After dinner, things began to wind down. Ox was in pain and Tom said we needed to go, but Donna said she’d give me a ride home if I didn’t want to leave right away. I accepted.
I don’t remember how long we stayed at the party, but we talked continuously and it was very late when she dropped me off. I invited her to a party at our house the following weekend, but she wasn’t sure she could make it. I gave her my phone number and asked her to let me know. Then, there was an awkward pause.
I didn’t want to mess this up and try to kiss her if that wasn’t what she wanted, but also didn’t want to be so casual as to give the impression I wasn’t interested. All I could think to do was squeeze her hand between mine and then, feeling like I’d done something stupid, quickly said good night without making further eye contact and ran away.

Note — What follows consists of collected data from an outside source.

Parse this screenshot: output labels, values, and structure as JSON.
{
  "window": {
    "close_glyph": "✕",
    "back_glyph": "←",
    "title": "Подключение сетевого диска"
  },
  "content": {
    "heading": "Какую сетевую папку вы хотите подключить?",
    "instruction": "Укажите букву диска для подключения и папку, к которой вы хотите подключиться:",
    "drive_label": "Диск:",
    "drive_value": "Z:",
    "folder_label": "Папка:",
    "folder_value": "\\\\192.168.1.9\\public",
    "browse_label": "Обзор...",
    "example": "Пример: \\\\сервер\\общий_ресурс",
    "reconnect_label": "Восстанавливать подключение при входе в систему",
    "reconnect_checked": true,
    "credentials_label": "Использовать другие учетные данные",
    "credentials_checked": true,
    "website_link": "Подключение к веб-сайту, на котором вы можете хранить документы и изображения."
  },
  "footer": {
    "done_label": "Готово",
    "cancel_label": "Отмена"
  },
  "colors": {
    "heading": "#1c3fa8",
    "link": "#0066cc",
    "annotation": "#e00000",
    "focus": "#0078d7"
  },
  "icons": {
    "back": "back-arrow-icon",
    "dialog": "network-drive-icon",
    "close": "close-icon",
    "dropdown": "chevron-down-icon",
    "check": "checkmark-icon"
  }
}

Three days later, I was standing in the kitchen when the phone rang. The voice on the other end sounded familiar, but she said “Is Kevin there?”. I said “There’s no one here by that name, but my name is Ken. Is that who you’re looking for?”. There was a pause, then the voice said “Yes. This is Donna.”. (Hey, at least she called me.)
She said that she could come to the party and I blurted out that “my roommates and I were just about to go out for a sandwich and would she like to join us?” and she said yes to that too.
That evening she spilled my drink for the first time… and the second time. She spilled it at the party that weekend too, but I stopped counting after that. I did, however, make a mental note that she was very expressive at roughly table height.